Linear regression is a fundamental tool in data science and machine learning for modeling the relationship between a single independent variable (feature) and a dependent variable (target). In this tutorial, we'll guide you through implementing linear regression using the `scikit-learn` library in Python. We'll cover basic implementations, data preparation, visualizations, and model evaluation. ### Basic Linear Regression Linear regression aims to fit a linear model to the data. Here's how to get started with a simple example.
import numpy as np import matplotlib.pyplot as plt from sklearn.linear_model import LinearRegression # Generating some sample data np.random.seed(0) X = 2 * np.random.rand(100, 1) y = 4 + 3 * X + np.random.randn(100, 1) # Creating and fitting the model model = LinearRegression() model.fit(X, y) # Predicting X_new = np.array([[0], [2]]) y_predict = model.predict(X_new) # Plotting plt.scatter(X, y) plt.plot(X_new, y_predict, color='red', linewidth=2) plt.xlabel('X') plt.ylabel('y') plt.title('Simple Linear Regression') plt.show()
- **`np.random.seed(0)`**: Sets the seed for reproducibility. - **`X` and `y`**: Generates random sample data for the independent and dependent variables. - **`LinearRegression()`**: Initializes the linear regression model from `sklearn`. - **`model.fit(X, y)`**: Fits the model to the data. - **`model.predict(X_new)`**: Makes predictions using the model. - **`plt.scatter` and `plt.plot`**: Plots the data and the regression line. ### Data Preparation Before training a model, it's essential to prepare the data. This involves splitting the data into training and testing sets.

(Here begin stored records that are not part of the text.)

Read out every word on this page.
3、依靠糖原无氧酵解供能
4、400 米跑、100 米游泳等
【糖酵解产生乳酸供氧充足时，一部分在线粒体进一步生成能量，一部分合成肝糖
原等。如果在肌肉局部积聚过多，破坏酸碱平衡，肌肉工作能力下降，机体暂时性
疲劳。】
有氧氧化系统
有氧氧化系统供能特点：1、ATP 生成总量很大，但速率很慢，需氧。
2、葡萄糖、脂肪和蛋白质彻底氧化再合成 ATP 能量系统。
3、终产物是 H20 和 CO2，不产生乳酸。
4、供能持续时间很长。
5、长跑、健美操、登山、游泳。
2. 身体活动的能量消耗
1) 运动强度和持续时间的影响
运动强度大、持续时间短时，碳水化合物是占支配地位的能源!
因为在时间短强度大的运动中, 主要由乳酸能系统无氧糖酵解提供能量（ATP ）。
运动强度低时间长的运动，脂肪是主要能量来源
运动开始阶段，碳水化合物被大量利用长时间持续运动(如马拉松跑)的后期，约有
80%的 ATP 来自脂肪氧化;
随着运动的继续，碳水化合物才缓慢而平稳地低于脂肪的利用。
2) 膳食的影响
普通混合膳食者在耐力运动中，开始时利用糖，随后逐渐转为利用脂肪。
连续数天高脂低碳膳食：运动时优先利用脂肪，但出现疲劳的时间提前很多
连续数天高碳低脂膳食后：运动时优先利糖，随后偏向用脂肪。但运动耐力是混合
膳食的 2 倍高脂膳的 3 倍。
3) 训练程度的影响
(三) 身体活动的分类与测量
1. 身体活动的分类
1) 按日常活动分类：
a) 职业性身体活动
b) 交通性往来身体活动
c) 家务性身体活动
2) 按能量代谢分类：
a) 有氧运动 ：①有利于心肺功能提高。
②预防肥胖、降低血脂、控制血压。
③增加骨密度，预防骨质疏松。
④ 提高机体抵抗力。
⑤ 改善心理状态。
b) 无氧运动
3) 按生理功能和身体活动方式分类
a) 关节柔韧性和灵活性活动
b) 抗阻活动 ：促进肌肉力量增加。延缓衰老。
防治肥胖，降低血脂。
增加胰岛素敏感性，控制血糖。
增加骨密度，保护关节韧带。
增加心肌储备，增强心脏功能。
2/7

from sklearn.model_selection import train_test_split # Splitting the data into training and testing sets X_train, X_test, y_train, y_test = train_test_split(X, y, test_size=0.2, random_state=0) # Fitting the model on the training data model.fit(X_train, y_train) # Predicting on the test data y_test_pred = model.predict(X_test)
- **`train_test_split`**: Splits the data into training and testing sets. - **`test_size=0.2`**: Specifies that 20% of the data will be used for testing. - **`random_state=0`**: Ensures reproducibility. ### Model Evaluation Evaluating the performance of the linear regression model is crucial. We'll use metrics such as Mean Squared Error (MSE) and R-squared.
from sklearn.metrics import mean_squared_error, r2_score # Mean Squared Error mse = mean_squared_error(y_test, y_test_pred) print(f"Mean Squared Error: {mse}") # R-squared r2 = r2_score(y_test, y_test_pred) print(f"R-squared: {r2}")
Mean Squared Error: 1.0434333815695171 R-squared: 0.7424452332071367
- **`mean_squared_error`**: Computes the average squared difference between actual and predicted values. - **`r2_score`**: Measures the proportion of variance explained by the model. ### Visualizing Results Visualizing the regression line over the training and test data can provide important insights on the model performance.
# Plotting training data and the model plt.scatter(X_train, y_train, color='blue', label='Training data') plt.plot(X_new, model.predict(X_new), color='red', linewidth=2, label='Regression line') plt.xlabel('X') plt.ylabel('y') plt.title('Linear Regression Training Data') plt.legend() plt.show() # Plotting test data and the model plt.scatter(X_test, y_test, color='green', label='Test data') plt.plot(X_new, model.predict(X_new), color='red', linewidth=2, label='Regression line') plt.xlabel('X') plt.ylabel('y') plt.title('Linear Regression Test Data') plt.legend() plt.show()
### Conclusion You've learned how to prepare data, fit the model, evaluate it, and visualize the results. Linear regression serves as a foundational technique in data science and machine learning, offering valuable insights into data relationships.